In Boston, which is notorious for its irreverent drivers, residents jokingly refer to stop signs and speed limits as traffic “suggestions” rather than directions. However, rolling through a stop sign in the presence of a police officer will get you nowhere but pulled over. The same goes for ignoring a journal’s Author Instructions. A submitted manuscript that fails to adhere to a journal’s requirements will be flagged and returned to the author before it has a chance to move forward. Don’t be a careless driver! In other words, don’t throw away the enormous amount of time and effort you spent on your research by attempting to speed through the final gate. Slow down and consider the following points and basic tips.

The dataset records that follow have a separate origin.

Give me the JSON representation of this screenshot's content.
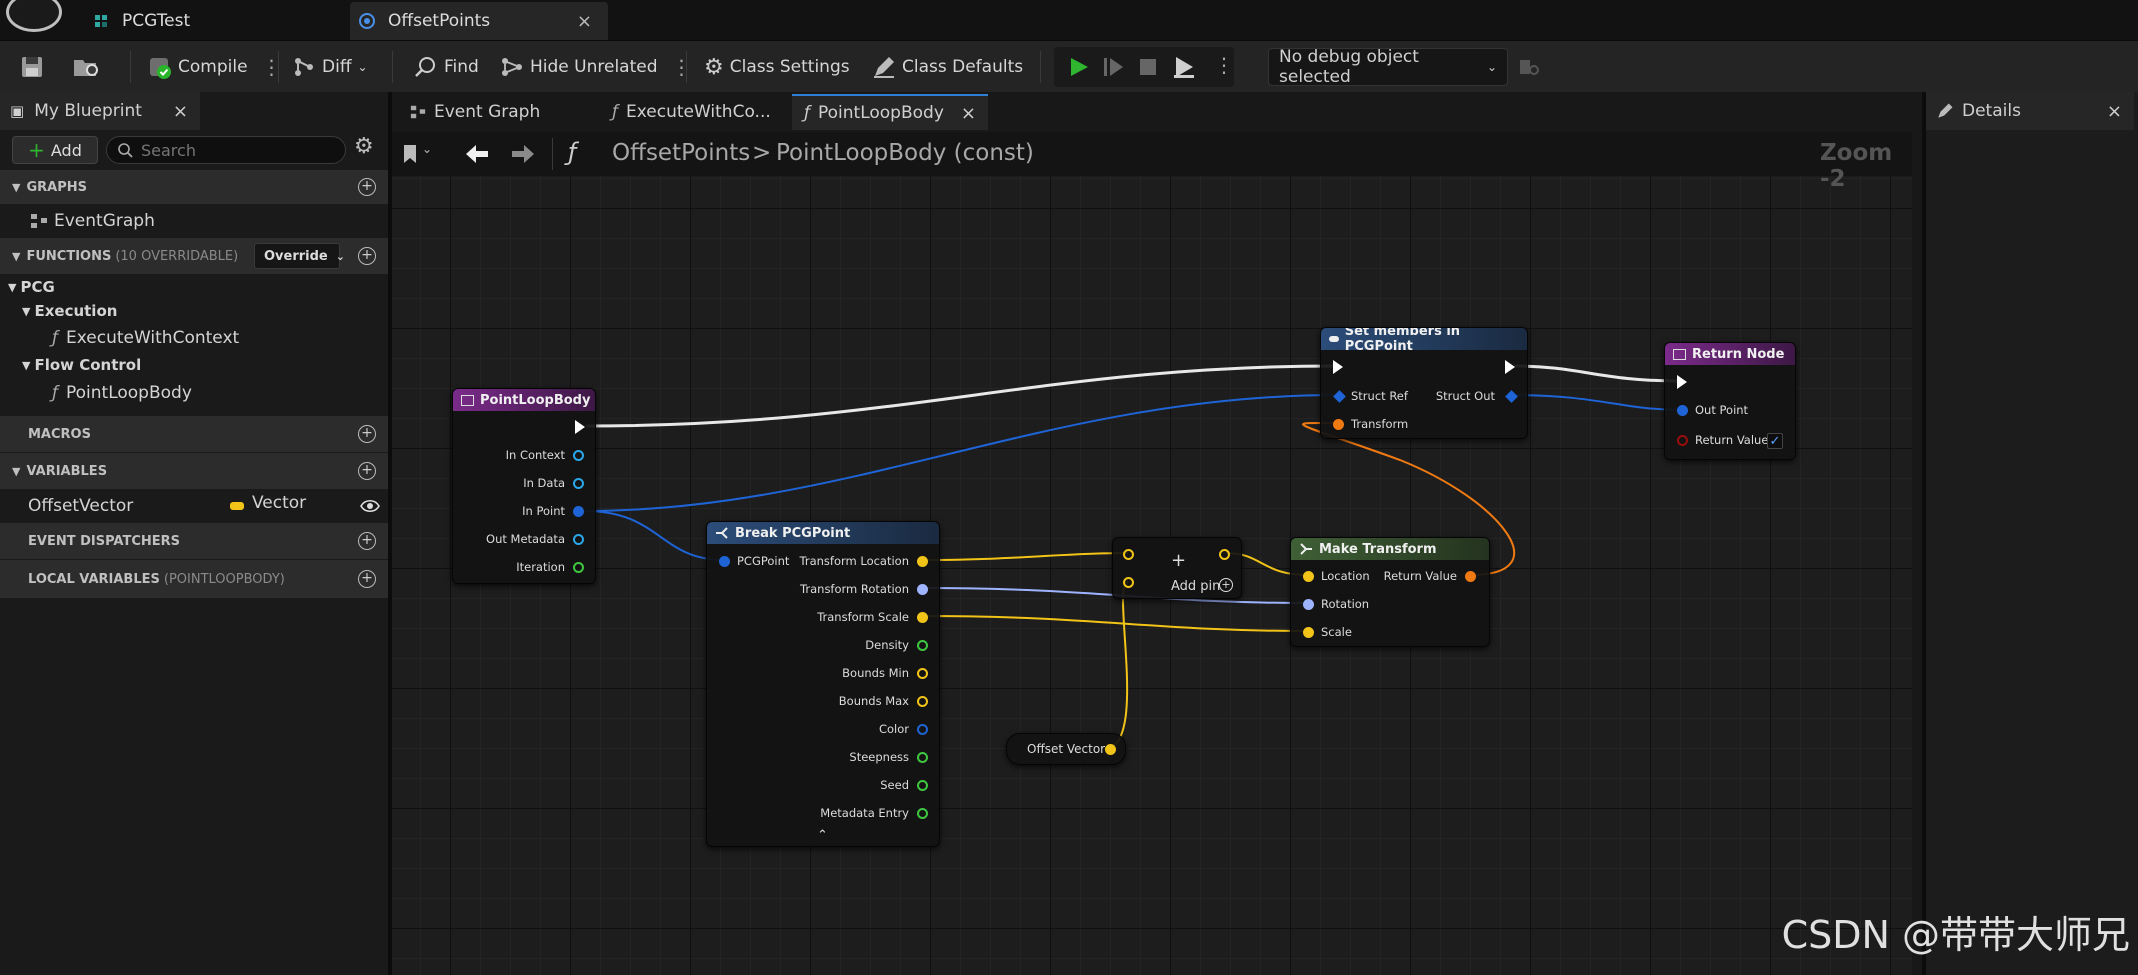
{
  "window": {
    "tabs": [
      {
        "label": "PCGTest"
      },
      {
        "label": "OffsetPoints"
      }
    ],
    "close_glyph": "×"
  },
  "toolbar": {
    "compile": "Compile",
    "diff": "Diff",
    "find": "Find",
    "hide_unrelated": "Hide Unrelated",
    "class_settings": "Class Settings",
    "class_defaults": "Class Defaults",
    "debug_object": "No debug object selected"
  },
  "my_blueprint": {
    "title": "My Blueprint",
    "add_label": "Add",
    "search_placeholder": "Search",
    "sections": {
      "graphs": "GRAPHS",
      "functions": "FUNCTIONS",
      "functions_note": "(10 OVERRIDABLE)",
      "override": "Override",
      "macros": "MACROS",
      "variables": "VARIABLES",
      "event_dispatchers": "EVENT DISPATCHERS",
      "local_variables": "LOCAL VARIABLES",
      "local_variables_note": "(POINTLOOPBODY)"
    },
    "graph_items": [
      "EventGraph"
    ],
    "categories": {
      "pcg": "PCG",
      "execution": "Execution",
      "execute_item": "ExecuteWithContext",
      "flow_control": "Flow Control",
      "flow_item": "PointLoopBody"
    },
    "variable": {
      "name": "OffsetVector",
      "type": "Vector"
    }
  },
  "graph_tabs": [
    {
      "label": "Event Graph"
    },
    {
      "label": "ExecuteWithCo..."
    },
    {
      "label": "PointLoopBody"
    }
  ],
  "breadcrumb": {
    "blueprint": "OffsetPoints",
    "separator": ">",
    "function": "PointLoopBody (const)",
    "zoom": "Zoom -2"
  },
  "details": {
    "title": "Details"
  },
  "nodes": {
    "point_loop_body": {
      "title": "PointLoopBody",
      "pins": [
        "In Context",
        "In Data",
        "In Point",
        "Out Metadata",
        "Iteration"
      ]
    },
    "break_pcg_point": {
      "title": "Break PCGPoint",
      "input": "PCGPoint",
      "pins": [
        "Transform Location",
        "Transform Rotation",
        "Transform Scale",
        "Density",
        "Bounds Min",
        "Bounds Max",
        "Color",
        "Steepness",
        "Seed",
        "Metadata Entry"
      ]
    },
    "add": {
      "plus": "+",
      "label": "Add pin"
    },
    "offset_vector": {
      "label": "Offset Vector"
    },
    "make_transform": {
      "title": "Make Transform",
      "inputs": [
        "Location",
        "Rotation",
        "Scale"
      ],
      "output": "Return Value"
    },
    "set_members": {
      "title": "Set members in PCGPoint",
      "struct_ref": "Struct Ref",
      "struct_out": "Struct Out",
      "transform": "Transform"
    },
    "return_node": {
      "title": "Return Node",
      "pins": [
        "Out Point",
        "Return Value"
      ]
    }
  },
  "colors": {
    "exec": "#ffffff",
    "struct": "#1e64d6",
    "vector": "#f2c418",
    "rotator": "#9fb4ff",
    "transform": "#f07a12",
    "float": "#3fc73f",
    "boolean": "#9b0c0c",
    "function_head": "#7b2b8a",
    "pure_head": "#2c4d7a",
    "make_head": "#3f6036"
  },
  "watermark": "CSDN @带带大师兄"
}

- Make sure your manuscript passes your target journal’s initial screening: The top scholarly journals receive a flood of submissions daily, which are initially screened by the editorial staff before they are passed along to the deputy editors or the editor-in-chief. Most journals use online submission systems that assist staff with managing the steps of the editorial and peer review process. The first task a journal manager will do is check to see that the manuscript contains all of the journal’s required elements. If anything is missing, chances are high that the manuscript will be returned to you immediately for resubmission. Here are some reasons manuscripts get returned:
• The abstract is 300 words, but the journal requires no more than 100 words.
• The submission lacks Highlights although a list of three Highlights is required by the journal.

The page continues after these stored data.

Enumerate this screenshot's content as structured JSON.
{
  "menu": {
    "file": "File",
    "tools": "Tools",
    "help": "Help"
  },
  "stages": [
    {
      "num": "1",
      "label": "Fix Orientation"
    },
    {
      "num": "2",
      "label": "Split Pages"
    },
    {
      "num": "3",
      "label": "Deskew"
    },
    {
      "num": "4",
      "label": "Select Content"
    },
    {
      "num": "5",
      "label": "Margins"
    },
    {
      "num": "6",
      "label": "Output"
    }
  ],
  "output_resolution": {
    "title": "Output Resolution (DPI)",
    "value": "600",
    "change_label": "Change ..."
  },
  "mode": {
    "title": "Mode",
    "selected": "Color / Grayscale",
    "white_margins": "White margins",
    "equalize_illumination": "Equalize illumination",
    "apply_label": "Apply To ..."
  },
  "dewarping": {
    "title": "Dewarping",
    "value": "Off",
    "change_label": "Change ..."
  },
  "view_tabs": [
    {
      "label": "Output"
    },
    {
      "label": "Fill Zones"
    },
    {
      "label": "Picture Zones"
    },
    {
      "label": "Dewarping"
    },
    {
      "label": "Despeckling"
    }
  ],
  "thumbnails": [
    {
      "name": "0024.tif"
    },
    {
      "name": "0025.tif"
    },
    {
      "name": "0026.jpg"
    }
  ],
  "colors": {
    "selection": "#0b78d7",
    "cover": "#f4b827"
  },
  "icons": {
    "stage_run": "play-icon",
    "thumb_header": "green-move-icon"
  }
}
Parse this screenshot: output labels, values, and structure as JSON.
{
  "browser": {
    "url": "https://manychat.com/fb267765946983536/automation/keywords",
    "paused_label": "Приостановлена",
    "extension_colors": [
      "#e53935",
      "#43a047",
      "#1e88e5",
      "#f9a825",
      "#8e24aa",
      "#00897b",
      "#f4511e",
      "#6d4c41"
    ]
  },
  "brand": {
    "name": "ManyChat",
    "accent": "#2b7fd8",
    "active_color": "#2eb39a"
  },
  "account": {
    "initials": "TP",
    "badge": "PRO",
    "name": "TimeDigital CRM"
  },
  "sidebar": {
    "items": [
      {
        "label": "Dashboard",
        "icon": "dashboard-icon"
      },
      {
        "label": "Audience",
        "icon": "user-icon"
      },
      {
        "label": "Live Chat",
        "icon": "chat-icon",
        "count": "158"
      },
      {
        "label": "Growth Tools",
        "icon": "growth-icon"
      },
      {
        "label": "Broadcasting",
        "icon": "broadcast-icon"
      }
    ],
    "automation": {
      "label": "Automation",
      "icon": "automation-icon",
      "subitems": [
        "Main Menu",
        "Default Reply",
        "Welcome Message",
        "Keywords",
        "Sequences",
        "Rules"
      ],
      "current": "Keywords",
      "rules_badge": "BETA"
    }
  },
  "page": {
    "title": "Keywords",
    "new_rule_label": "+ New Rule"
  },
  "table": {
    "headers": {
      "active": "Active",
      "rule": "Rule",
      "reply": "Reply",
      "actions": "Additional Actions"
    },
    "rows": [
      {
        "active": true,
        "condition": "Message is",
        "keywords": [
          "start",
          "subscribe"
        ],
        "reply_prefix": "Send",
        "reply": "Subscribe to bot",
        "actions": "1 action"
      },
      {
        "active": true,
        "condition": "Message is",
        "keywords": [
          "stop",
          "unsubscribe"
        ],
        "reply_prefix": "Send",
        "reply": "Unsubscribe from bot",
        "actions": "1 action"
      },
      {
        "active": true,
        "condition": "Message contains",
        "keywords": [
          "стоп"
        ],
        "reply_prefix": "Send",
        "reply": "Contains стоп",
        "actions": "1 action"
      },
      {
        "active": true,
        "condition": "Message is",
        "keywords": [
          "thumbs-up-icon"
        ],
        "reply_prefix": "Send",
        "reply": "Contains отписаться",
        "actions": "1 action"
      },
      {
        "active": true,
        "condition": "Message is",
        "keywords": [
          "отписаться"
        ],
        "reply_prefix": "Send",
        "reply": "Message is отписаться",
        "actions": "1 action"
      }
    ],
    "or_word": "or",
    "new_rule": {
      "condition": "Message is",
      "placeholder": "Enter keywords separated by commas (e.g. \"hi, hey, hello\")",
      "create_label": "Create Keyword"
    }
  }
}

• The manuscript does not include any keywords. A list of five keywords is required.
• Numbered reference style is used, but the journal uses Harvard name–date reference style.
• Figures are unnumbered and lack legends.
• A PDF is submitted, but the journal requires an MS Word document.
- Find and thoroughly read the journal’s Author Instructions on the journal website. Most journals will post “Information for Authors” through a link that is found on the journal’s homepage. Look for menu headings to click on such as “For Authors,” “Submit Your Article,” and “Author Resources.” You will usually be taken to another page where the journal’s guidelines for authors will be organized into several sections. Make sure you thoroughly read all sections. This can be daunting because a lot of information will be provided, but taking the time at the beginning to familiarize yourself with all of it will save you time and trouble down the road.
Pay attention to words such as “essential,” “mandatory,” “required,” and “necessary.” All of these leave no room for choice. For example, if the instructions state, “A graphical abstract is mandatory for this journal,” then make sure you include one with your submission. However, some elements will be optional. For example, if the instructions state, “Highlights are optional and should be submitted in a separate editable file in the online submission system," then you may choose to submit Highlights or not. If you do include them, make sure you follow the instructions for their length and format.
- Use author tools provided by the journal. Many journals will supply resources to help authors ensure that their manuscript is properly formatted and includes all required elements. These include article templates in MS Word or LaTeX, submission checklists, and reference style guides. Download and take advantage of these tools.
- Show respect. Carefully preparing your manuscript according to the journal’s scope and requirements demonstrates that you value the time and expertise of the journal editors, reviewers, staff, and readership, and just as importantly, it shows that you value your own work.
In short: Follow the directions to ensure that your research article get the green light to move past the first journal checkpoint and on to the desk of an editor.